Chissà dove sarebbe arrivato Cesarone con la sua striscia di vittorie
se alla fine di quel 1996 la F.I.G.C. non lo avesse chiamato a prendere il
posto di un Arrigo Sacchi che da profeta del calcio era ridotto a quel punto ad
oggetto ingombrante ed insopportabile per i vertici federali. Maldini senza
battere ciglio traslocò in Nazionale maggiore, portò Zola e
compagni a sbancare Wembley e due anni dopo a far tremare di
nuovo la Francia al mondiale che essa aveva organizzato in casa. Stavolta i
rigori non gli sorrisero, l’errore decisivo fu di Gigi Di Biagio.
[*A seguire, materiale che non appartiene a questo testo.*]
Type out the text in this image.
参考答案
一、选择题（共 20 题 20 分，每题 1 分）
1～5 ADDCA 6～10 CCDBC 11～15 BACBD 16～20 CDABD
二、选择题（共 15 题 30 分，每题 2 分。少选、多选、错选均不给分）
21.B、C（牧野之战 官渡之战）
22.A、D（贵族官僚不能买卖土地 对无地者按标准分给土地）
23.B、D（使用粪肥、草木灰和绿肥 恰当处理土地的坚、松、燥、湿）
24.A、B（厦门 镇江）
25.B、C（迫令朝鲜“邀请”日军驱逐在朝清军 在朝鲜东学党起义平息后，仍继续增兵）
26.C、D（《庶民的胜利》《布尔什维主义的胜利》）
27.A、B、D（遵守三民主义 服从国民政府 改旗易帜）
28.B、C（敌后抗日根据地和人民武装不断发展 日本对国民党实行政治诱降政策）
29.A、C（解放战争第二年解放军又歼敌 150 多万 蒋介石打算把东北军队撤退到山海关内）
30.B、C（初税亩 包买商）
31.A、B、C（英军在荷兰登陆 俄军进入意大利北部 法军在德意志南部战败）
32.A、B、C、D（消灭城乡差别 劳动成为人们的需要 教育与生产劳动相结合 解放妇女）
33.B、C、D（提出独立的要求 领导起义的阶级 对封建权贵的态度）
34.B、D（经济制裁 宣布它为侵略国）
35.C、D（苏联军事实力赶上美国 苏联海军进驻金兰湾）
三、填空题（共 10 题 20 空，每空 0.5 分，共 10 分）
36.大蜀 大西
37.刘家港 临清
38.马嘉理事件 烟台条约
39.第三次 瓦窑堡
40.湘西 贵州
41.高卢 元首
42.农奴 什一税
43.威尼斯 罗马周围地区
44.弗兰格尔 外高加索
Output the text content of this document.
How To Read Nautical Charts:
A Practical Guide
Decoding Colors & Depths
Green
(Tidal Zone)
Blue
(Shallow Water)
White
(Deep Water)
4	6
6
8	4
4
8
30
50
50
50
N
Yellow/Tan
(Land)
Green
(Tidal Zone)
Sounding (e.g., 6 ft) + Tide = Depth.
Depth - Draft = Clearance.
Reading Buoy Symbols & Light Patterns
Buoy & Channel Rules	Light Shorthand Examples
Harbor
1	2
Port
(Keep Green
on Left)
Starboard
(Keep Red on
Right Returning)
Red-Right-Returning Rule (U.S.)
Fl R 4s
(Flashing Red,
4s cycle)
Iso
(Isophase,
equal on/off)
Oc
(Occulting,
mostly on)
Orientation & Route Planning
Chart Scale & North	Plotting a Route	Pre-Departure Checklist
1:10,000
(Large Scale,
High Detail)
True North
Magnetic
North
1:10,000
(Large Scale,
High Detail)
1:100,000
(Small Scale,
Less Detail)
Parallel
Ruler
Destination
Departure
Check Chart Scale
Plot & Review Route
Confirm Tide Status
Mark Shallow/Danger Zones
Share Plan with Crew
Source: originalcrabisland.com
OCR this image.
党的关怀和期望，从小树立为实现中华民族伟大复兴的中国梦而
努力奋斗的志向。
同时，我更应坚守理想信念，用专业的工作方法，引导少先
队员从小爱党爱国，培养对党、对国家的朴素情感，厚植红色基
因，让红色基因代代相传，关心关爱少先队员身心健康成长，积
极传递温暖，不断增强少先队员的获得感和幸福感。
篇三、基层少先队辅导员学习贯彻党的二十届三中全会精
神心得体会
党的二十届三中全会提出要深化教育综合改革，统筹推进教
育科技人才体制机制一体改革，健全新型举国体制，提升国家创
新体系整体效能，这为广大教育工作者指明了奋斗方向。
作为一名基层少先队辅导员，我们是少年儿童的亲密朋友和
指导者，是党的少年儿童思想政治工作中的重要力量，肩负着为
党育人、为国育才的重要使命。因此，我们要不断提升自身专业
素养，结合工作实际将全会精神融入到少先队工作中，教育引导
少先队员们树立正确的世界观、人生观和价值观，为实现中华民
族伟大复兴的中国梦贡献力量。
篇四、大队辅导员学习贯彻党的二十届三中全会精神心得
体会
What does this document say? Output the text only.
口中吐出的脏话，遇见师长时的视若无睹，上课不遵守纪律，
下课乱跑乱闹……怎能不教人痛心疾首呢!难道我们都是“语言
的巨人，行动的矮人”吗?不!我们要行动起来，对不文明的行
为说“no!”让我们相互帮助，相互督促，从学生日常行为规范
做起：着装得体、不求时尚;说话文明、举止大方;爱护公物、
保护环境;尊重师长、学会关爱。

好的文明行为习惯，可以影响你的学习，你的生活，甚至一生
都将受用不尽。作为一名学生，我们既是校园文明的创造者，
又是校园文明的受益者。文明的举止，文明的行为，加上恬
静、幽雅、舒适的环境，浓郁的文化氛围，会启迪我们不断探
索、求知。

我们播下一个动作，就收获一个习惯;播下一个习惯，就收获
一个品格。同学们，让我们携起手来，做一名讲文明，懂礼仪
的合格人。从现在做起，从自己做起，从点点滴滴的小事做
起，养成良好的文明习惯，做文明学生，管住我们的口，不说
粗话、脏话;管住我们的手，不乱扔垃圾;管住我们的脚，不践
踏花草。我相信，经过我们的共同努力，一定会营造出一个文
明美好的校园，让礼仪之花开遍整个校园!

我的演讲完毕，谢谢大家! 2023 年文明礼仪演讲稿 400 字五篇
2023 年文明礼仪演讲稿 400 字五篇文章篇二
Più della sua stella personale, aveva potuto la strana maledizione che per la
terza volta ci eliminava senza essere stati battuti da un mondiale a cui ci
eravamo presentati pieni zeppi di campioni.
Con Marco Tardelli, suo successore alla Under 21 |
L’Italia maggiore non avrebbe ritrovato il sorriso neppure dopo
l‘addio di Maldini, fermata ancora dalla Francia in finale nel 2000 e negli
ottavi dalla Corea nel 2002 con due morti improvvise. Nessuno
immaginava allora come potesse essere il cielo sopra Berlino, ma nel frattempo
c’erano i ragazzini a rasserenare l’ambiente portando a casa
il quarto e quinto titolo Under 21. Nel 2000 fu Marco Tardelli a
mettere in campo il gruppo che capitanato da Andrea Pirlo avrebbe
inaugurato un nuovo ciclo. Uscita da un girone di qualificazione a sei e da uno
di semifinale a quattro che ricordava quello di Argentina 78, la Under regolò
nella finale di Bratislava la Repubblica Ceca con una
doppietta di Pirlo.
Nel 2004 invece in panchina c’era Claudio Gentile, un
altro che come Maldini concedeva poco all’estetica e molto alla sostanza. In
quella Under che lui portò in Germania ad
assaporare un ricco antipasto del mondiale di due anni dopo, c’era gente come Alberto
Gilardino e Daniele De Rossi. Che segnarono due dei tre
gol alla Serbia che dettero all’Italia il primato (a
tutt’oggi) di vittorie nel campionato europeo di categoria. Cinque contro le
quattro della Spagna (l’ultima delle quali ottenuta nel 2013 proprio contro
l’Italia per 4-2 in una specie di bis della finale maggiore europea di Kiev
dell’anno prima). Una sola della Germania.
Fino a 21 anni siamo, o eravamo, i più forti d’Europa. Il nome di
Cesare Maldini da solo brilla a imperitura testimonianza del prestigio del
nostro calcio giovanile che fu. E che speriamo un giorno sia ancora.